Giovanni Malagò prende per mano la storia. Con l’applauso ai gol di Riva. Al record di reti subite, appena 11 in 30 partite. Alle intuizioni di Andrea Arrica. A un popolo genuino e laborioso. Senza scordare la foraggiante petrolchimica di Rovelli e Moratti. In breve, il Collare d’oro proposto dal presidente nazionale del Coni al Cagliari dello scudetto, cuce capitoli indimenticabili. E un mix a metà tra successo sportivo e sociale. Negli anni a cavallo del maggior numero di sequestri: «In trasferta ci urlavano banditi e pastori: era una carica micidiale» dice Rombo di tuono. Un’annata, come tante, di lacrime ed emozioni. Ma anche sangue, vigliaccate, rincorse. Sogni e promesse, ottime per essere tradite e accantonate. Ma questa, in Sardegna, non era e non è una notizia. Lo scudetto del 1970, anche per profani e distratti, sa di fiaba e sberleffo. Alla faccia dei pirati, di vecchia e nuova data. Tra olio canforato, azioni in bianco e nero, gracchianti cronache radiofoniche, titoli roboanti. Ansia. Davide che accartoccia Golia è la sintesi. Ma attenzione: nel ’68/69 il Cagliari si piazza secondo a 4 punti da De Sisti, Amarildo e Chiarugi campioni con la Fiorentina. L’anno seguente i Quattro mori firmano una vittoria morale,  tecnica, identitaria.

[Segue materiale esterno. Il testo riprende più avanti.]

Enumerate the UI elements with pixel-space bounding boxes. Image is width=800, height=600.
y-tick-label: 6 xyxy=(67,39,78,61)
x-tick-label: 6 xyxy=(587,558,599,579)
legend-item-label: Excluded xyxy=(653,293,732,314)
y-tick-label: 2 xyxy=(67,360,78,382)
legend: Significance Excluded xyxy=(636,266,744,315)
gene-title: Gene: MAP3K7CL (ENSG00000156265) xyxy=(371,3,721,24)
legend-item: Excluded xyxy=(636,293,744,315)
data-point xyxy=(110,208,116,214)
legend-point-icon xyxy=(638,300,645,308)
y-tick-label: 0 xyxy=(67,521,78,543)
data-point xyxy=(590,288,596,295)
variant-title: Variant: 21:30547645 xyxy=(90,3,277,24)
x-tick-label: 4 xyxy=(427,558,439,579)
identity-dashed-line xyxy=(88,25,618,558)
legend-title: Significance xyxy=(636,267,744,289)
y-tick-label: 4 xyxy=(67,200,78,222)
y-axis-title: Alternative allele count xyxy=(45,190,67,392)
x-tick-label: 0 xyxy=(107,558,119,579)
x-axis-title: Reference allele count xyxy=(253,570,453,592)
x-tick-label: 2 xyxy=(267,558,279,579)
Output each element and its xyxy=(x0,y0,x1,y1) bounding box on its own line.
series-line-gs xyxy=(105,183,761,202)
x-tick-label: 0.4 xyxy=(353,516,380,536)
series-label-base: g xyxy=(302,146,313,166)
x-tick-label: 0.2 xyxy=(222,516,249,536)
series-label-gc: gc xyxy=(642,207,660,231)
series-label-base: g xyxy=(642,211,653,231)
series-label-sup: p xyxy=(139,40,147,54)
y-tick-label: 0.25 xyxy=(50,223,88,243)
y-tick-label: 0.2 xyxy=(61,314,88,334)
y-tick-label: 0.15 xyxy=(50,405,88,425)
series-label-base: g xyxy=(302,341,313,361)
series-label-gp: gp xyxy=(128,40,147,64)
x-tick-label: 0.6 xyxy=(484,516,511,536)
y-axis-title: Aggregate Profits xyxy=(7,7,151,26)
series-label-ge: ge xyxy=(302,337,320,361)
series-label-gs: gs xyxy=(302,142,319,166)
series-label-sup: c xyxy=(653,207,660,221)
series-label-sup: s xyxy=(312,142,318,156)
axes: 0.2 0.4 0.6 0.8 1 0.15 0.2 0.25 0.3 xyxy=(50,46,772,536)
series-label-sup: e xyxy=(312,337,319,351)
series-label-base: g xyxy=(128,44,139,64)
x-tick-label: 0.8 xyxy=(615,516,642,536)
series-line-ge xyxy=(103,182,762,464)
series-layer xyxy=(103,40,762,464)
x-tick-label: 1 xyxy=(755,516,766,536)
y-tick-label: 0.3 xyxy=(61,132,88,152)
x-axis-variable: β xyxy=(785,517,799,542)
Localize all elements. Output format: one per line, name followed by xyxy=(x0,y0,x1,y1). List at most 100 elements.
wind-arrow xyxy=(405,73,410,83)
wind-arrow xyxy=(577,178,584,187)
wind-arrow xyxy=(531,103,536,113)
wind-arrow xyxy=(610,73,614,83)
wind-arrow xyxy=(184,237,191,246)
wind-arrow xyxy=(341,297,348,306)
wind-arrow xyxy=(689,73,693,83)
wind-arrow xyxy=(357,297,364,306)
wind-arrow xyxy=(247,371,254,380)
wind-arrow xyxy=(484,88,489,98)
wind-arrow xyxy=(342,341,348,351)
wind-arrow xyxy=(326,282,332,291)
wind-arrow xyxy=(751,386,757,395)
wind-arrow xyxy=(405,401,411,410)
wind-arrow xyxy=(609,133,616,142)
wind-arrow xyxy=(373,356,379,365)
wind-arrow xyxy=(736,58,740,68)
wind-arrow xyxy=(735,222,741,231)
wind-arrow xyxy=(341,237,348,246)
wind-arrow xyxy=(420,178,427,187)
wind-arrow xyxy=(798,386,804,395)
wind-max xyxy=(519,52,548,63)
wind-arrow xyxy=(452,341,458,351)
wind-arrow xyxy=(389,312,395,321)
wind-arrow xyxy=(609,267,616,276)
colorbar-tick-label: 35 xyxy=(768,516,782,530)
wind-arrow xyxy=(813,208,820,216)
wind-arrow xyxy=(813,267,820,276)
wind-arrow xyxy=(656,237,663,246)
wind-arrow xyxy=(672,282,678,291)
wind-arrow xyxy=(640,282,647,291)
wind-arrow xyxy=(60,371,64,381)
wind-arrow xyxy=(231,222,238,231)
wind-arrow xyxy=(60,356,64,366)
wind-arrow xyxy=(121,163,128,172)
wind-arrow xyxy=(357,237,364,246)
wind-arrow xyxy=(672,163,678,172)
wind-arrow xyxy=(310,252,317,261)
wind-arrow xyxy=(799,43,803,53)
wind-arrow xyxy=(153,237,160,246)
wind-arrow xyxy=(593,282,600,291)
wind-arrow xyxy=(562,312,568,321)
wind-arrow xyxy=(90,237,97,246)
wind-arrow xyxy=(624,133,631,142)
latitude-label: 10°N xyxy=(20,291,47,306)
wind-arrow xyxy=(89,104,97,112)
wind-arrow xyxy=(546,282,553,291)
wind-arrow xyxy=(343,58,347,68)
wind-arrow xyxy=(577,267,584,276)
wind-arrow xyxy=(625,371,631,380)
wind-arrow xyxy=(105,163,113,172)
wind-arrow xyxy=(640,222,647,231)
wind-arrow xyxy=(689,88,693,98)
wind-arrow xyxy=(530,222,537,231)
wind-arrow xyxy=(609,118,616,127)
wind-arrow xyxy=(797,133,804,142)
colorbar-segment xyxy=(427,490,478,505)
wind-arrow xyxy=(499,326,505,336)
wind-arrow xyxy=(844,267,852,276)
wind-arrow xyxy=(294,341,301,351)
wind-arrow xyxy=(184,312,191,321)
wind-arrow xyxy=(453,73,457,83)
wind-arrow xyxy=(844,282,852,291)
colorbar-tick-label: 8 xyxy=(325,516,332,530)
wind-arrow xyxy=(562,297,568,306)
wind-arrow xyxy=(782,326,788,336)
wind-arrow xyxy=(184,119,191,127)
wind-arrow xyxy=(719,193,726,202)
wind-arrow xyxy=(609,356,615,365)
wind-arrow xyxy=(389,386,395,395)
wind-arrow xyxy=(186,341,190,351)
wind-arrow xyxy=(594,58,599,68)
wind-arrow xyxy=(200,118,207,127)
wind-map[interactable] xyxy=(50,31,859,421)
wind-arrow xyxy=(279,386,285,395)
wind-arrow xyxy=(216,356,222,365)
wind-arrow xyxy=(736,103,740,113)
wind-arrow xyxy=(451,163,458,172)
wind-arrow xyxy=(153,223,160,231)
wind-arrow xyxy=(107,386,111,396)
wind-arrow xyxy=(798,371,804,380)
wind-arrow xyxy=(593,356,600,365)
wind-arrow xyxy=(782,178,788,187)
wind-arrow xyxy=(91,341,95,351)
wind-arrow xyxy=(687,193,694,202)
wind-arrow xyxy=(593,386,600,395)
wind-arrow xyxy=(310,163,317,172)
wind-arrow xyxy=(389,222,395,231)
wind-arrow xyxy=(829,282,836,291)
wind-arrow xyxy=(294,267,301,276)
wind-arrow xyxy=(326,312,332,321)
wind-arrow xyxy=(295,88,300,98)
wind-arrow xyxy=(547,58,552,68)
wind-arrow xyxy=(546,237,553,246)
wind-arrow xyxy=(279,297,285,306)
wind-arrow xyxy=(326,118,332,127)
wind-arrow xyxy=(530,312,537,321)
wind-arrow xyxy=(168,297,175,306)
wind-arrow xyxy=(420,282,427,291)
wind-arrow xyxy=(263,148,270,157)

Calcio pratico e verace. Per una sorta di riscatto-risposta ad angherie e invasori. Il 12 aprile del 1970 i rossoblù di Scopigno battono il Bari all’Amsicora. Riva e Gori in tabellino marcatori, Albertosi in relax. A Roma la Lazio incappuccia la Juve: il tricolore sbarca matematicamente nell’isola, per la prima volta nel Meridione arretrato, in affanno, sottomesso. “Riva e Chinaglia, reti a mitraglia” recita uno striscione all’Olimpico. Quella domenica Carlo Felice indossa i colori del club. La città è avamposto di un’isola che fa festa. Una movida attesa, sincera, genuina. «Sulla mensola del caminetto di una casa di un paesino dell’interno, la mia foto era al fianco di quella di Fra Ignazio da Laconi. Ci univa il rosario. Porta bene, lei e il santo, mi disse la quasi centenaria padrona di casa» ricorda Riva. Pallone, tifo e fede. Militanza laica, spesso disincantata. Eppure, passionale e appassionante come poche. Adesso, con la pandemia a cambiare, forse, pensieri, visioni, persone, il Collare d’oro al club. Nel febbraio del 2017 Malagò l’ha consegnato a Gigi Riva. Giusta nemesi di un exploit da brividi. Quella del Cagliari Campione d’Italia e del suo bomber è e rimarrà indelebile. Per tutti. Anche per quelli, di ieri e di oggi, che praticano uno degli sport più amati in Italia: soccorrere e salire sul carro del vincitore.